Where the region long touted its light rail transit line as a way to reduce the number of cars on the road, it was forced to retract that argument. Not, of course, that a short north-south route of a slow-moving train would have any impact on growth on the west side of the cities. And once the region lost its legal action to restrict such growth – developers gained ten times the amount of land the region was aiming for – all the forecasts were moot, as were any plans such as the LRT.
The train also factors into the closing of the rural transfer stations. Bleeding red ink, the unloved project has prompted the region to find money elsewhere. If that means sacrificing other services, especially ones impacting fewer voters, then so be it.
While some Woolwich councillors pushed to keep the Elmira transfer station open, perhaps making a transition to a private operator, the idea was eventually dropped as residents seemed resigned to losing the service. The public outcry was fairly vigourous, however, and many of the problems predicted in the wake of closing the facility have in fact occurred. Woolwich predicted there would be more roadside dumping by people unwilling to deal with the hassle and expense of taking trash all the way over to the Waterloo landfill site, and that has been the case. Critics also pointed to the potential worsening of traffic congestion in the vicinity of the dump, and that has certainly been the case, highlighted by Tuesday’s backed-up garbage problems.
If the current pace of deteriorating accessibility continues, the region and city will have to look at alternatives. Clearly, a new landfill site isn’t on any list of short- or medium-term lists.
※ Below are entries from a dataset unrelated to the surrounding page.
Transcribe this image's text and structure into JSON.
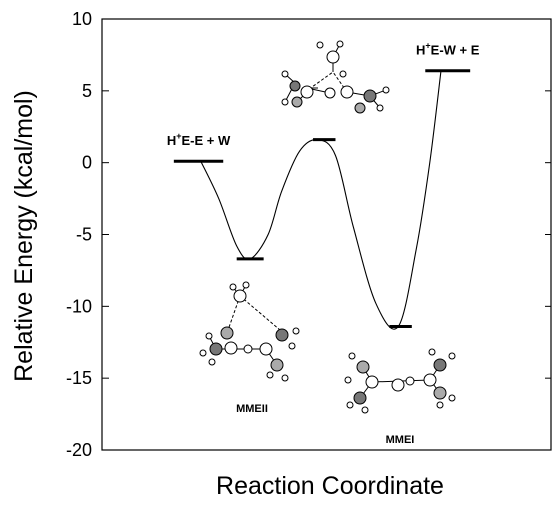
{
  "chart_data": {
    "type": "line",
    "title": "",
    "xlabel": "Reaction Coordinate",
    "ylabel": "Relative Energy (kcal/mol)",
    "ylim": [
      -20,
      10
    ],
    "yticks": [
      10,
      5,
      0,
      -5,
      -10,
      -15,
      -20
    ],
    "ytick_labels": [
      "10",
      "5",
      "0",
      "-5",
      "-10",
      "-15",
      "-20"
    ],
    "grid": false,
    "x_range": [
      0,
      10
    ],
    "levels": [
      {
        "id": "start",
        "label_main": "H",
        "label_sup": "+",
        "label_rest": "E-E + W",
        "x_start": 1.6,
        "x_end": 2.7,
        "energy": 0.1
      },
      {
        "id": "mmeii",
        "label": "MMEII",
        "x_start": 3.0,
        "x_end": 3.6,
        "energy": -6.7
      },
      {
        "id": "ts",
        "label": "",
        "x_start": 4.7,
        "x_end": 5.2,
        "energy": 1.6
      },
      {
        "id": "mmei",
        "label": "MMEI",
        "x_start": 6.4,
        "x_end": 6.9,
        "energy": -11.4
      },
      {
        "id": "end",
        "label_main": "H",
        "label_sup": "+",
        "label_rest": "E-W + E",
        "x_start": 7.2,
        "x_end": 8.2,
        "energy": 6.4
      }
    ],
    "profile_curve": [
      [
        2.2,
        0.1
      ],
      [
        2.6,
        -2.5
      ],
      [
        3.0,
        -5.8
      ],
      [
        3.3,
        -6.7
      ],
      [
        3.7,
        -5.0
      ],
      [
        4.0,
        -2.0
      ],
      [
        4.4,
        0.8
      ],
      [
        4.8,
        1.6
      ],
      [
        5.2,
        0.5
      ],
      [
        5.6,
        -4.5
      ],
      [
        6.1,
        -9.8
      ],
      [
        6.6,
        -11.4
      ],
      [
        7.0,
        -6.0
      ],
      [
        7.3,
        0.0
      ],
      [
        7.55,
        6.4
      ]
    ]
  }
}
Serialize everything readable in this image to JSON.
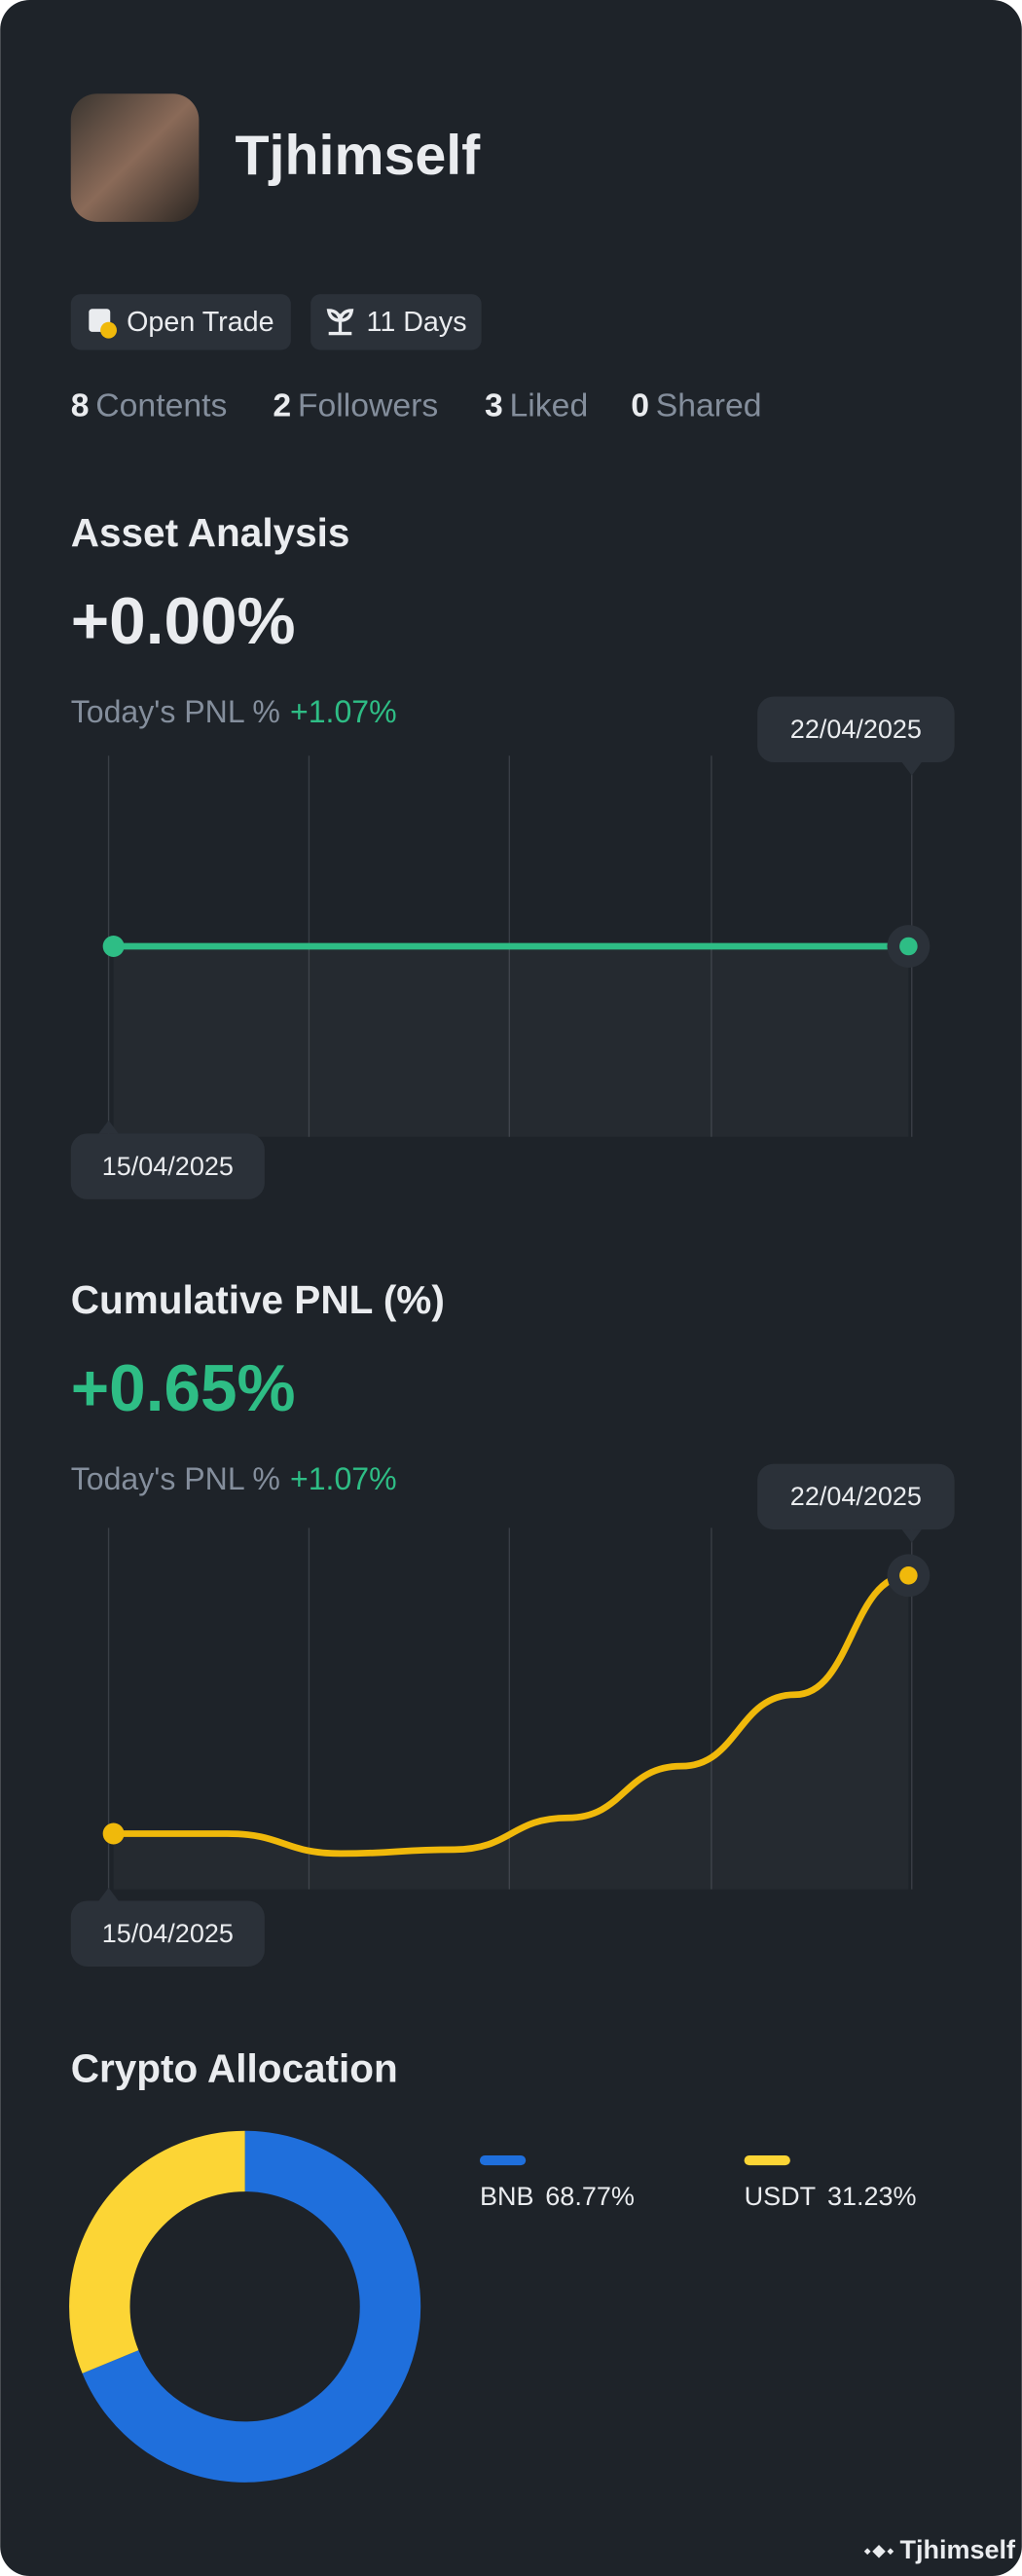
{
  "profile": {
    "name": "Tjhimself",
    "badges": [
      "Open Trade",
      "11 Days"
    ],
    "stats": [
      {
        "value": 8,
        "label": "Contents"
      },
      {
        "value": 2,
        "label": "Followers"
      },
      {
        "value": 3,
        "label": "Liked"
      },
      {
        "value": 0,
        "label": "Shared"
      }
    ]
  },
  "asset_analysis": {
    "title": "Asset Analysis",
    "headline": "+0.00%",
    "today_label": "Today's PNL %",
    "today_value": "+1.07%",
    "chart_data": {
      "type": "line",
      "categories": [
        "15/04/2025",
        null,
        null,
        null,
        null,
        null,
        null,
        "22/04/2025"
      ],
      "values": [
        0,
        0,
        0,
        0,
        0,
        0,
        0,
        0
      ],
      "color": "#2ebd85",
      "ylim": [
        -1,
        1
      ]
    }
  },
  "cumulative_pnl": {
    "title": "Cumulative PNL (%)",
    "headline": "+0.65%",
    "today_label": "Today's PNL %",
    "today_value": "+1.07%",
    "chart_data": {
      "type": "line",
      "categories": [
        "15/04/2025",
        null,
        null,
        null,
        null,
        null,
        null,
        "22/04/2025"
      ],
      "values": [
        0,
        0,
        -0.05,
        -0.04,
        0.04,
        0.17,
        0.35,
        0.65
      ],
      "color": "#f0b90b",
      "ylim": [
        -0.14,
        0.77
      ]
    }
  },
  "crypto_allocation": {
    "title": "Crypto Allocation",
    "chart_data": {
      "type": "donut",
      "categories": [
        "BNB",
        "USDT"
      ],
      "values": [
        68.77,
        31.23
      ],
      "value_labels": [
        "68.77%",
        "31.23%"
      ],
      "colors": [
        "#1f6fdc",
        "#fcd535"
      ]
    }
  },
  "watermark": "Tjhimself"
}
And there’s no stuffing the development genie back into the bottle: growth, likely of the unsustainable kind, will continue without interruption. That leaves finding a way to reduce traffic flows in the immediate vicinity of the dump, likely trips to the site itself. The region could look at a system where, for instance, there are several decentralized locations where people could take their garbage for later collection and transport to the landfill site, say in off hours when traffic is much lighter.
They might even give such locations a name, something along the lines of “waste transfer stations.”